Вербовку генерала проводил Вильфрид Штрик-Штрикфельдт, который занимает такое важное место в его судьбе, что заслуживает особого рассказа и в нашем повествовании.
Скажем сразу, что многое в отношениях Вильфрида Карловича Штрик-Штрикфельдта с Андреем Андреевичем Власовым было гораздо проще, чем хотелось бы тем биографам генерала, которые считают его великим русским патриотом, но все же не так примитивно, как хотелось бы исследователям, считающим Власова одиозным предателем.
Двойственность этих отношений во многом определялась двойственностью внутреннего самоощущения Штрик-Штрикфельдта.
Он был офицером Германского вермахта, но он никогда не забывал и о том, что он — пусть и бывший, но подданный Российской империи, офицер… русской армии! Ведь родился и вырос Вильфрид Карлович в Риге, а воспитывался в Санкт-Петербурге.
Когда Штрик-Штрикфельдт держал в Берлине экзамен на звание переводчика, удивленный его знаниями председатель экзаменационной комиссии спросил, какую школу он закончил.
— Немецкую, Реформаторскую гимназию в Санкт-Петербурге.
— Господа, — сказал председатель комиссии. — Экзамен излишен. Этот кандидат владеет русским языком лучше, чем мы с вами.
Был Вильфрид Карлович всего на четыре года старше Власова, но эти четыре года и были теми годами, которые позволили ему самостоятельно определить свою судьбу.
В 1915 году, окончив Петербургскую реформаторскую гимназию, Штрик-Штрикфельдт добровольцем ушел в Русскую армию.
Сражаясь с немцами, Вильфрид Карлович стал офицером. После революции Штрик-Штрикфельдт, как многие другие офицеры, примкнул к Белому движению, участвовал в знаменитом походе Юденича на Петроград.
В 1922 году Вильфрид Карлович работал в Международном Комитете Красного Креста. Еще до того, как за дело взялись Фритьоф Нансен и Герберт Гувер, он организовывал кампанию помощи голодающим Поволжья.
Внимательно наблюдая за переменами, происходящими в стране, подданным которой он прежде был, Вильфрид Карлович делал порою весьма разумные выводы. Он считал, например, что изолированные от всего мира народы России подвержены как «утонченной психологической индоктринации», так и физическому запугиванию. В результате непреходящий страх и дезинформация развили в россиянах ощущение недоверия и безнадежности.

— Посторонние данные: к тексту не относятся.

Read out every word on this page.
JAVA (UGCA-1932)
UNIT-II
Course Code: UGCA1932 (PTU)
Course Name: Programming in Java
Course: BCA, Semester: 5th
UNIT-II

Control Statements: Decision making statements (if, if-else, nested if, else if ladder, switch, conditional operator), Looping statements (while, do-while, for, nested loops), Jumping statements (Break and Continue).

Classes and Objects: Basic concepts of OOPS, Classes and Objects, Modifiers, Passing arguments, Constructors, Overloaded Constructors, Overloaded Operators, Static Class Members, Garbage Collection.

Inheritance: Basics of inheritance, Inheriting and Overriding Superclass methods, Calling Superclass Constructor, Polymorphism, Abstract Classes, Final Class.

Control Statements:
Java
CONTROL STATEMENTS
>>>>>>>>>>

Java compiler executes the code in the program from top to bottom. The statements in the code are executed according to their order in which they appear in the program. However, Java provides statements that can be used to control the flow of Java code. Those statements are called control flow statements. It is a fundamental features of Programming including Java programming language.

«Очевидно, что переворот мыслим лишь при толчке извне, который разрядит силу отчаяния и вызовет подлинную народную революцию, которая была задушена ленинским переворотом и дальнейшим режимом насилия, — писал он. — В июне 1941 года толчок извне произошел, и подлинная русская революция вспыхнула не в Москве и не в городах и селах, все еще находившихся под властью Сталина, а в занятых немецкими войсками областях с населением почти в 70 миллионов человек. Эти миллионы интересовались не мировоззрением немцев, а их политическими целями; всеми ими руководило одно стремление: с помощью хорошо вооруженных оккупантов сбросить гнет террора, насилия и нужды в России. Даже и начальные успехи германской армии были бы невозможны без объективного наличия революционной ситуации в Советском Союзе. Эту революцию распознали немногие».
В январе 1941 года В. Штрик-Штрикфельдт руководил инженерным бюро в Познани. Здесь и разыскал его накануне войны посланец фельдмаршала фон Бока, подбиравшего сотрудников для своего Штаба.
Вильфрид Карлович, не раздумывая, согласился.
Так бывший русский офицер стал офицером Вермахта, оставаясь при этом «русским патриотом», как он считал сам.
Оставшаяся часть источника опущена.